Localized Treatments
In specific, carefully selected cases where the disease burden is limited to a few isolated lesions (oligometastasis), localized treatments may play a role. This can involve surgical removal of the tumor (pulmonary metastasectomy) or using focused radiation therapy to destroy the lesions. Surgical resection, when complete, can offer a significant survival benefit, with some studies showing a five-year survival rate of approximately 27% for highly selected patients.

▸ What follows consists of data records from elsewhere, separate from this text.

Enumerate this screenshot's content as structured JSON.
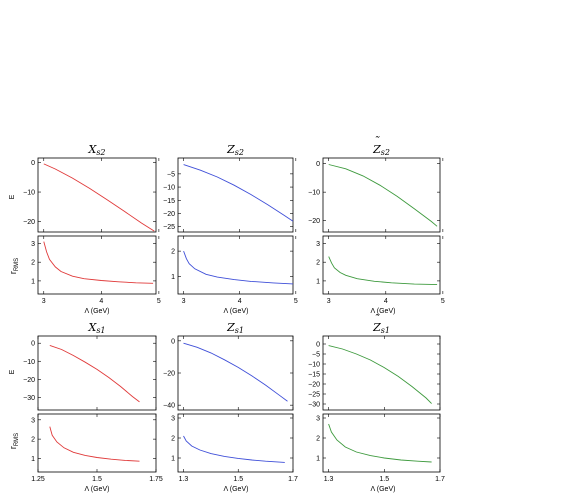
{
  "figure": {
    "y_labels": {
      "energy": "E",
      "rms_main": "r",
      "rms_sub": "RMS"
    },
    "x_label": "Λ (GeV)"
  },
  "chart_data": [
    {
      "type": "line",
      "name": "Xs2-E",
      "title": {
        "base": "X",
        "sub": "s2",
        "tilde": false
      },
      "xlim": [
        2.9,
        4.95
      ],
      "ylim": [
        -23.5,
        1.5
      ],
      "xticks": [
        3,
        4,
        5
      ],
      "yticks": [
        0,
        -10,
        -20
      ],
      "color": "#e03a3a",
      "x": [
        3.0,
        3.2,
        3.5,
        3.8,
        4.1,
        4.4,
        4.7,
        4.92
      ],
      "y": [
        -0.5,
        -2.2,
        -5.3,
        -8.8,
        -12.6,
        -16.5,
        -20.5,
        -23.2
      ]
    },
    {
      "type": "line",
      "name": "Xs2-r",
      "xlim": [
        2.9,
        4.95
      ],
      "ylim": [
        0.3,
        3.4
      ],
      "xticks": [
        3,
        4,
        5
      ],
      "yticks": [
        1,
        2,
        3
      ],
      "xticklabels": [
        "3",
        "4",
        "5"
      ],
      "color": "#e03a3a",
      "x": [
        3.0,
        3.05,
        3.1,
        3.2,
        3.3,
        3.5,
        3.7,
        4.0,
        4.3,
        4.6,
        4.9
      ],
      "y": [
        3.1,
        2.55,
        2.15,
        1.75,
        1.5,
        1.25,
        1.12,
        1.02,
        0.95,
        0.9,
        0.87
      ]
    },
    {
      "type": "line",
      "name": "Zs2-E",
      "title": {
        "base": "Z",
        "sub": "s2",
        "tilde": false
      },
      "xlim": [
        2.9,
        4.95
      ],
      "ylim": [
        -27,
        1
      ],
      "xticks": [
        3,
        4,
        5
      ],
      "yticks": [
        -5,
        -10,
        -15,
        -20,
        -25
      ],
      "color": "#3f4fd8",
      "x": [
        3.0,
        3.3,
        3.6,
        3.9,
        4.2,
        4.5,
        4.8,
        4.95
      ],
      "y": [
        -1.5,
        -3.6,
        -6.2,
        -9.3,
        -12.8,
        -16.7,
        -20.8,
        -22.9
      ]
    },
    {
      "type": "line",
      "name": "Zs2-r",
      "xlim": [
        2.9,
        4.95
      ],
      "ylim": [
        0.3,
        2.6
      ],
      "xticks": [
        3,
        4,
        5
      ],
      "yticks": [
        1,
        2
      ],
      "xticklabels": [
        "3",
        "4",
        "5"
      ],
      "color": "#3f4fd8",
      "x": [
        3.0,
        3.05,
        3.1,
        3.2,
        3.4,
        3.6,
        3.9,
        4.2,
        4.6,
        4.95
      ],
      "y": [
        2.0,
        1.7,
        1.5,
        1.3,
        1.08,
        0.97,
        0.87,
        0.8,
        0.74,
        0.7
      ]
    },
    {
      "type": "line",
      "name": "Zts2-E",
      "title": {
        "base": "Z",
        "sub": "s2",
        "tilde": true
      },
      "xlim": [
        2.9,
        4.95
      ],
      "ylim": [
        -24,
        2
      ],
      "xticks": [
        3,
        4,
        5
      ],
      "yticks": [
        0,
        -10,
        -20
      ],
      "color": "#3e9a3e",
      "x": [
        3.0,
        3.3,
        3.6,
        3.9,
        4.2,
        4.5,
        4.8,
        4.9
      ],
      "y": [
        -0.3,
        -1.8,
        -4.3,
        -7.6,
        -11.5,
        -15.8,
        -20.3,
        -22.0
      ]
    },
    {
      "type": "line",
      "name": "Zts2-r",
      "xlim": [
        2.9,
        4.95
      ],
      "ylim": [
        0.3,
        3.4
      ],
      "xticks": [
        3,
        4,
        5
      ],
      "yticks": [
        1,
        2,
        3
      ],
      "xticklabels": [
        "3",
        "4",
        "5"
      ],
      "color": "#3e9a3e",
      "x": [
        3.0,
        3.05,
        3.1,
        3.2,
        3.3,
        3.5,
        3.8,
        4.1,
        4.5,
        4.9
      ],
      "y": [
        2.3,
        1.95,
        1.7,
        1.45,
        1.3,
        1.12,
        0.98,
        0.9,
        0.83,
        0.8
      ]
    },
    {
      "type": "line",
      "name": "Xs1-E",
      "title": {
        "base": "X",
        "sub": "s1",
        "tilde": false
      },
      "xlim": [
        1.25,
        1.75
      ],
      "ylim": [
        -37,
        4
      ],
      "xticks": [
        1.25,
        1.5,
        1.75
      ],
      "yticks": [
        0,
        -10,
        -20,
        -30
      ],
      "color": "#e03a3a",
      "x": [
        1.3,
        1.35,
        1.4,
        1.45,
        1.5,
        1.55,
        1.6,
        1.65,
        1.68
      ],
      "y": [
        -1.2,
        -3.5,
        -6.8,
        -10.5,
        -14.5,
        -19.0,
        -24.0,
        -29.5,
        -32.5
      ]
    },
    {
      "type": "line",
      "name": "Xs1-r",
      "xlim": [
        1.25,
        1.75
      ],
      "ylim": [
        0.3,
        3.3
      ],
      "xticks": [
        1.25,
        1.5,
        1.75
      ],
      "yticks": [
        1,
        2,
        3
      ],
      "xticklabels": [
        "1.25",
        "1.5",
        "1.75"
      ],
      "color": "#e03a3a",
      "x": [
        1.3,
        1.31,
        1.33,
        1.36,
        1.4,
        1.45,
        1.5,
        1.56,
        1.62,
        1.68
      ],
      "y": [
        2.65,
        2.2,
        1.85,
        1.55,
        1.32,
        1.16,
        1.05,
        0.96,
        0.9,
        0.86
      ]
    },
    {
      "type": "line",
      "name": "Zs1-E",
      "title": {
        "base": "Z",
        "sub": "s1",
        "tilde": false
      },
      "xlim": [
        1.28,
        1.7
      ],
      "ylim": [
        -43,
        3
      ],
      "xticks": [
        1.3,
        1.5,
        1.7
      ],
      "yticks": [
        0,
        -20,
        -40
      ],
      "color": "#3f4fd8",
      "x": [
        1.3,
        1.35,
        1.4,
        1.45,
        1.5,
        1.55,
        1.6,
        1.65,
        1.68
      ],
      "y": [
        -1.5,
        -4.0,
        -7.5,
        -11.8,
        -16.5,
        -21.8,
        -27.5,
        -33.8,
        -37.5
      ]
    },
    {
      "type": "line",
      "name": "Zs1-r",
      "xlim": [
        1.28,
        1.7
      ],
      "ylim": [
        0.3,
        3.2
      ],
      "xticks": [
        1.3,
        1.5,
        1.7
      ],
      "yticks": [
        1,
        2,
        3
      ],
      "xticklabels": [
        "1.3",
        "1.5",
        "1.7"
      ],
      "color": "#3f4fd8",
      "x": [
        1.3,
        1.31,
        1.33,
        1.36,
        1.4,
        1.45,
        1.5,
        1.55,
        1.6,
        1.67
      ],
      "y": [
        2.1,
        1.85,
        1.6,
        1.4,
        1.22,
        1.08,
        0.98,
        0.9,
        0.84,
        0.78
      ]
    },
    {
      "type": "line",
      "name": "Zts1-E",
      "title": {
        "base": "Z",
        "sub": "s1",
        "tilde": true
      },
      "xlim": [
        1.28,
        1.7
      ],
      "ylim": [
        -33,
        4
      ],
      "xticks": [
        1.3,
        1.5,
        1.7
      ],
      "yticks": [
        0,
        -5,
        -10,
        -15,
        -20,
        -25,
        -30
      ],
      "color": "#3e9a3e",
      "x": [
        1.3,
        1.35,
        1.4,
        1.45,
        1.5,
        1.55,
        1.6,
        1.65,
        1.67
      ],
      "y": [
        -0.8,
        -2.5,
        -5.0,
        -8.0,
        -11.8,
        -16.2,
        -21.3,
        -27.0,
        -29.8
      ]
    },
    {
      "type": "line",
      "name": "Zts1-r",
      "xlim": [
        1.28,
        1.7
      ],
      "ylim": [
        0.3,
        3.2
      ],
      "xticks": [
        1.3,
        1.5,
        1.7
      ],
      "yticks": [
        1,
        2,
        3
      ],
      "xticklabels": [
        "1.3",
        "1.5",
        "1.7"
      ],
      "color": "#3e9a3e",
      "x": [
        1.3,
        1.31,
        1.33,
        1.36,
        1.4,
        1.45,
        1.5,
        1.56,
        1.62,
        1.67
      ],
      "y": [
        2.7,
        2.3,
        1.9,
        1.55,
        1.3,
        1.12,
        1.0,
        0.9,
        0.84,
        0.8
      ]
    }
  ]
}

Chemotherapy, while historically used, is now less frequently the primary treatment for metastatic melanoma. The overall outlook for metastatic melanoma has improved substantially with these modern agents, changing the standard of care from one focused on palliative measures to one where long-term survival is increasingly possible for a subset of patients. Participation in clinical trials is often encouraged, as researchers continue to investigate new combination strategies to overcome resistance and further improve outcomes.